When you die, there are may places you could go in the Underworld. Most people--who lived neither particularly good or particularly bad lives--went to the Asphodel Fields where their shadowy figures lingered. The particularly bad found themselves flung into the depths of Tartarus, where we can only imagine the carnage. The particularly good--the heroes of Ancient Greece such as Achilles, Heracles, and Odysseus found themselves in the Fields of Elysium. 


Normally, only heroes, demigods, or the rare mortal god found themselves in this paradise. The ones with temples and cults for them in the land of the living. The ones who memories and mythology would survive for millennia.


There was one exception. 


Children and babies who died danced and played in the Fields of Elysium. The gods--despite their selfishness and penchant for injustice--recognized that these children never got the chance to become heroes or saviors. Therefore, they should not be punished for what they never got to do.

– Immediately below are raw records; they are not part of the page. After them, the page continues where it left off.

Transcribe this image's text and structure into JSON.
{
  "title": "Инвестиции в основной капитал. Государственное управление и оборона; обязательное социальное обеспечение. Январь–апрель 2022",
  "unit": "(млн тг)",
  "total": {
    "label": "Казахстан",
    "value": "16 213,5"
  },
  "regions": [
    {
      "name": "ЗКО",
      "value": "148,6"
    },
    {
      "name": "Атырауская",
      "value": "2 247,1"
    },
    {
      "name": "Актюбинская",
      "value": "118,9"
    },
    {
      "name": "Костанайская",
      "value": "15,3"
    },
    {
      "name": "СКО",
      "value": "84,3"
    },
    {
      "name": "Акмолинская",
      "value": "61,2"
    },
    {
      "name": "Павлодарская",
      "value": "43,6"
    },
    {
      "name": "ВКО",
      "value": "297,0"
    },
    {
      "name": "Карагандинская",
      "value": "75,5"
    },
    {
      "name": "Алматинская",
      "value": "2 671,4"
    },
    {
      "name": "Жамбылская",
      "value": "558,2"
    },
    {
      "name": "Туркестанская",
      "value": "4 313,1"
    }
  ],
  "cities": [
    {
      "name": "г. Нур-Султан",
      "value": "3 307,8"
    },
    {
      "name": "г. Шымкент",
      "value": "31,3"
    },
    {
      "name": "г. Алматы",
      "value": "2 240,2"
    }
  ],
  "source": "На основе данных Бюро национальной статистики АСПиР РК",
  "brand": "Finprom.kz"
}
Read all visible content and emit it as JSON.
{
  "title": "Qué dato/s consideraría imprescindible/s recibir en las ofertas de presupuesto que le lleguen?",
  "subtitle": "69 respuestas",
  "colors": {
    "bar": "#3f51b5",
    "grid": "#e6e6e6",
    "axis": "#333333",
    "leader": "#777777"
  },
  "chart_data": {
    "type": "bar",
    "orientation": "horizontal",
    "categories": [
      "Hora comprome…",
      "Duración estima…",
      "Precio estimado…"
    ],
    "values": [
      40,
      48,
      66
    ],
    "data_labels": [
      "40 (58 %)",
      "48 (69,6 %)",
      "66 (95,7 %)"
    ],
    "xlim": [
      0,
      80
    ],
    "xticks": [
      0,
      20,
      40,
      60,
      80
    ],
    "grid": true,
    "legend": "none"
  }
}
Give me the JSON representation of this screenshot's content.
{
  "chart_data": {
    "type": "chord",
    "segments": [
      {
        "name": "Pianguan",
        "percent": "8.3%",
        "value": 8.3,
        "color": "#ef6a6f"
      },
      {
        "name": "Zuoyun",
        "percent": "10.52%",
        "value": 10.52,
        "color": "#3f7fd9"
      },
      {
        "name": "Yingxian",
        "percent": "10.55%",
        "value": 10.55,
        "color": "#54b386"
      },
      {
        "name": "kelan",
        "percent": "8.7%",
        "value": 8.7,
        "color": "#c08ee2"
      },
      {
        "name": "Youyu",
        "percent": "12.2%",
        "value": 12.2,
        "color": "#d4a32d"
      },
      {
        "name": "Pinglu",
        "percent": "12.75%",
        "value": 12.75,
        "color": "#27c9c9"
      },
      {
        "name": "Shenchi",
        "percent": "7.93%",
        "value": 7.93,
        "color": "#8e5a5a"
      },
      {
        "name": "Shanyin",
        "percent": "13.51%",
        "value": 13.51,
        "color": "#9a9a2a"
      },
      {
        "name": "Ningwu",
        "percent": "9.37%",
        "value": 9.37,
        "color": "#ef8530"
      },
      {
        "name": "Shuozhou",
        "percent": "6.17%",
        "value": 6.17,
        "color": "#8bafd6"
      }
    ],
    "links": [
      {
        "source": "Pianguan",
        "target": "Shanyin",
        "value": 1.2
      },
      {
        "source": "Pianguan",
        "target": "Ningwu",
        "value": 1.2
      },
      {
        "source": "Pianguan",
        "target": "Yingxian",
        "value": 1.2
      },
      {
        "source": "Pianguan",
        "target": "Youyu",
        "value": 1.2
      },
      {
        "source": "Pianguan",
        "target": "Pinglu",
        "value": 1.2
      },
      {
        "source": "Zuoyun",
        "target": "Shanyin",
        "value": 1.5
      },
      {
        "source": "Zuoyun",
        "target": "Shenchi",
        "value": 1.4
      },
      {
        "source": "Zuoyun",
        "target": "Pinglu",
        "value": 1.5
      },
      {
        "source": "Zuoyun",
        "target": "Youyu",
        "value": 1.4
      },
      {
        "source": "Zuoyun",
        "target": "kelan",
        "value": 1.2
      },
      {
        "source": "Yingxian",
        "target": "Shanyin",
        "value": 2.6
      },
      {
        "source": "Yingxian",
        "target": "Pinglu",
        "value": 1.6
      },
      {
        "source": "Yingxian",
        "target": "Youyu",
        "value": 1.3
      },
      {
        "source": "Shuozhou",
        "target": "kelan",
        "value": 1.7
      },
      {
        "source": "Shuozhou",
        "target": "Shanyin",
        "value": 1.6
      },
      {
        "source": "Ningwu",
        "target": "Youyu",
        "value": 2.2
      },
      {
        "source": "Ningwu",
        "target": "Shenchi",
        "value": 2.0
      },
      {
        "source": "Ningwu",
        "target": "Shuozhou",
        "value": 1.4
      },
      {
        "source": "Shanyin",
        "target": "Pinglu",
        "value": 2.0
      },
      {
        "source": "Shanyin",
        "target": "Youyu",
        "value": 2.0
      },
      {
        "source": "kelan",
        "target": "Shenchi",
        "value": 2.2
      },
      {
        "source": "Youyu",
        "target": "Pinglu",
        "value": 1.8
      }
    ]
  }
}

Their living families built temples and shrines. Some especially prominent children even saw cults form in their honor. I like to think that whenever a child died, it was not Charon who greeted them at the banks of the River Styx, but a beautiful woman with asphodels in her hair.




When the shock settled, we all began to accept that death is inevitable. Everything with an ounce of life will die one day. Whatever your beliefs--in an afterlife or not--most believe that once a life ends, it is peaceful for the majority. Even in cycles of samsara or reincarnation, your current life ends and a new one begins. 


I like to think that little Mason Henry Hell died as the daffodils sprung from the ground so that the mother of the Underworld could cradle him in her arms. And when she returns to the Underworld in six months, she will carry him against her chest like a mother as she crosses the River Styx. The goddess will carefully lay him in the Fields of Elysium where her fingers brush against the new gray asphodel blooms. 


Here, he will have endless friends to play with. He was supposed to be the first son born on the Hell side of the family. Yet, in the Fields of Elysium, he is the only son who carries the name. By rare chance your living soul visits the Underworld, you may be surprised how alive it feels. For every spring, Persephone brings the souls of those who never got a chance with her, so they may, too, experience life and see those left behind.


Like asphodel, their blooms are yellow and white, though more vibrant than the gloomy buds of asphodel. Daffodils derive their name from the sacred plant of the Underworld. Maybe because they share the same color petals, though I like to think it’s because with death, comes new life.



I would like to end with a line from Dante. Referencing the work of Virgil, Dante describes the scene from the Aeneid where Aeneas visits the Underworld and comes across his father, Anchises, who died earlier in the epic, in the Fields of Elysium. 


Dante writes, “With such affection did Anchises’ shade reach out, if our greatest muse is owed belief, when in Elysium he knew his son.”